La fiche de renseignement alors remplie, intégrée à l'acte de cautionnement (pages 7 et 8/8), doit donc être prise en compte pour apprécier l'appréciation de la proportion du cautionnement.
Dans cette fiche de renseignements, M. [L] a déclaré être propriétaire d'un bien immobilier d'une valeur de 140 000 euros acquis le 21 juin 2019 pour la somme de 86 078 euros et financé intégralement au moyen d'un prêt de 86 078 euros.
Comme relevé à juste titre par les premiers juges la différence importante de valeur du bien immobilier déclaré, soit plus de 60% de sa valeur un an après son acquisition en plein période de crise covid, soulevait une interrogation sur la réelle valeur du bien. Cette différence constituait une anomalie apparente qui nécessitait que la banque vérifie les déclarations du débiteur.

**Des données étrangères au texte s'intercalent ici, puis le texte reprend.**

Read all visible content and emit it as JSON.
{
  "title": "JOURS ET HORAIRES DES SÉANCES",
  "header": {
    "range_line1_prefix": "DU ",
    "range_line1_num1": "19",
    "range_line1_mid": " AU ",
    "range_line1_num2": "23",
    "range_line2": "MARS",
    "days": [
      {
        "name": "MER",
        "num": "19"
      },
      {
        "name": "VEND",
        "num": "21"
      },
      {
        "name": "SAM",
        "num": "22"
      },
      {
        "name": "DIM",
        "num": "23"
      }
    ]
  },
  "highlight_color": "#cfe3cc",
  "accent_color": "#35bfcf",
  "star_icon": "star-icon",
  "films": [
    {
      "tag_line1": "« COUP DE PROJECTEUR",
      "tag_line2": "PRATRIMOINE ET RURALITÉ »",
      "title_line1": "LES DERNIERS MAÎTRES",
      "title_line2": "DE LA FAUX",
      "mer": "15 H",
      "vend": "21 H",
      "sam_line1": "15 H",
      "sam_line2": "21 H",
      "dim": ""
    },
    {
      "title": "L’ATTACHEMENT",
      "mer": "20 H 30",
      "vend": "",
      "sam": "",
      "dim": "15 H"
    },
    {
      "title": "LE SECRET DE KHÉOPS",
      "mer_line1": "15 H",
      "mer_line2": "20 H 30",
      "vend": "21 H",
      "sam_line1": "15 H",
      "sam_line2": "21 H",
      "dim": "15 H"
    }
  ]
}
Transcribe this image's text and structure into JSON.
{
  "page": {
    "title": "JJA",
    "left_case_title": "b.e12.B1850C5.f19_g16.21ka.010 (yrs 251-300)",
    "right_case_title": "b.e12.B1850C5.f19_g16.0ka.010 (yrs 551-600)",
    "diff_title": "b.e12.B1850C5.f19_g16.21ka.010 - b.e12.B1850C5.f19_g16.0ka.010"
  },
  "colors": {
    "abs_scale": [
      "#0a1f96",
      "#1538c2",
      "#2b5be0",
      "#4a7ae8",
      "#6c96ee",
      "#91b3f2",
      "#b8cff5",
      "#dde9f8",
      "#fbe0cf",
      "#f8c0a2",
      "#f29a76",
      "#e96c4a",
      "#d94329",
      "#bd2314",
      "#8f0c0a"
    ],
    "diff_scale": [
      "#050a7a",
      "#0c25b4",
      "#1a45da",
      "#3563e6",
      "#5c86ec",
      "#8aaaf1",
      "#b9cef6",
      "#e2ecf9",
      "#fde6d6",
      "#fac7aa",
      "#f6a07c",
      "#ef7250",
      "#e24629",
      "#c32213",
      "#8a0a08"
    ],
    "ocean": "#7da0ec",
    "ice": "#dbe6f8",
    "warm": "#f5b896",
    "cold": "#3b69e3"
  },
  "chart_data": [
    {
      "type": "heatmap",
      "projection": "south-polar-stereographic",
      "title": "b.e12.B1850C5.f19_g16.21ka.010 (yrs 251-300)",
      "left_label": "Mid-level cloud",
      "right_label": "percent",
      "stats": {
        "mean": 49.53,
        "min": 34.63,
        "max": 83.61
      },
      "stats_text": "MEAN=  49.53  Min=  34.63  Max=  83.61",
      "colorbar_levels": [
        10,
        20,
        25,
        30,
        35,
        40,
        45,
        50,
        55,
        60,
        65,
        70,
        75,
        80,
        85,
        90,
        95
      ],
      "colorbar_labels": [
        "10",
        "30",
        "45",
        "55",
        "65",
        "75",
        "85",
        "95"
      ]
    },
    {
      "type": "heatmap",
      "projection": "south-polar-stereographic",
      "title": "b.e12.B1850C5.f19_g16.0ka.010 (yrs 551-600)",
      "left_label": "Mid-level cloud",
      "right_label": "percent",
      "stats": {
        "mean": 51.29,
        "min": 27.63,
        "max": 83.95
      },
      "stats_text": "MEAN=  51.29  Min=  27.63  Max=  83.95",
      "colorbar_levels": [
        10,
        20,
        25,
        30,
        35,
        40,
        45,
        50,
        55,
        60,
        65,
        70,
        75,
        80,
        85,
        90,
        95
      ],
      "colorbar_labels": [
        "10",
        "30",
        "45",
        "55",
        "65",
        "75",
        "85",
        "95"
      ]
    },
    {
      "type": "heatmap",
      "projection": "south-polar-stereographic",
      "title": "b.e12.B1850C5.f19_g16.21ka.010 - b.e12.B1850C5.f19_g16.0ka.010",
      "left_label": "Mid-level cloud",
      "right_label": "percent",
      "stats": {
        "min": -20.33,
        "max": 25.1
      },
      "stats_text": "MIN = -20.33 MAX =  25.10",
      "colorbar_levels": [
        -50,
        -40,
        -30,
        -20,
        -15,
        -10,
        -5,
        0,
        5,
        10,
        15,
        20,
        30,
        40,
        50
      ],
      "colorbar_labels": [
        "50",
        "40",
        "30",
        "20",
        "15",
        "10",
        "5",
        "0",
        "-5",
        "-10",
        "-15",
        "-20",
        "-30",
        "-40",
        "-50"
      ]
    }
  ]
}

Ainsi, au vu des éléments fournis quant à la valeur du bien immobilier lors de son achat en 2019, ce bien étant intégralement financé à l'aide d'un prêt et en l'absence d'autre élément d'actif déclaré, il convient de confirmer le jugement qui a constaté que l'acte de cautionnement souscrit par M. [L] le 26 septembre 2020 est manifestement disproportionné à ses biens et revenus.
Il convient ensuite d'examiner si au jour où la caution est appelée, celle-ci était en capacité de faire face à son engagement.
C'est au créancier qu'il incombe de prouver qu'au moment où la caution a été appelée, son patrimoine lui a permis de faire face à son obligation (Cass. com., 1er avril 2014, n° 13-11.313).
En l'espèce, pour établir que M. [L] disposait, au moment où il a été appelé en paiement soit le 20 avril 2022, d'une situation financière et patrimoniale lui permettant de faire face à son engagement de caution, la Banque Populaire se prévaut du fait que M. [L] a vendu un bien immobilier et que, à deux reprises, la recevabilité de sa demande de surendettement a été rejetée du fait de sa mauvaise foi.
Cependant, cette irrecevabilité prononcée par le juge des contentieux de la protection du fait de la mauvaise foi de M. [L], lequel a vendu un bien immobilier sans en aviser ses créanciers, ne permet pas d'établir un retour à meilleur fortune dès lors que le juge n'a pas examiné son actif et son passif.
Force ainsi est de constater que la Banque Populaire ne rapporte pas la preuve que M. [L] aurait davantage été en mesure de faire face à ses obligations à la date où elle l'a appelé en paiement.
En conséquence, le jugement sera confirmé en ce qu'il a constaté que l'acte de cautionnement souscrit le 26 septembre 2020 est manifestement disproportionné aux biens et revenus de M. [L] et a débouté la Banque Populaire de sa demande de condamnation au titre de l'acte de cautionnement.
Sur les dépens et les frais irrépétibles :
Les dispositions relatives aux frais irrépétibles et aux dépens du jugement déféré seront confirmées.
La Banque Populaire, qui succombe, sera condamnée aux dépens d'appel et déboutée de sa demande au titre de ses frais irrépétibles.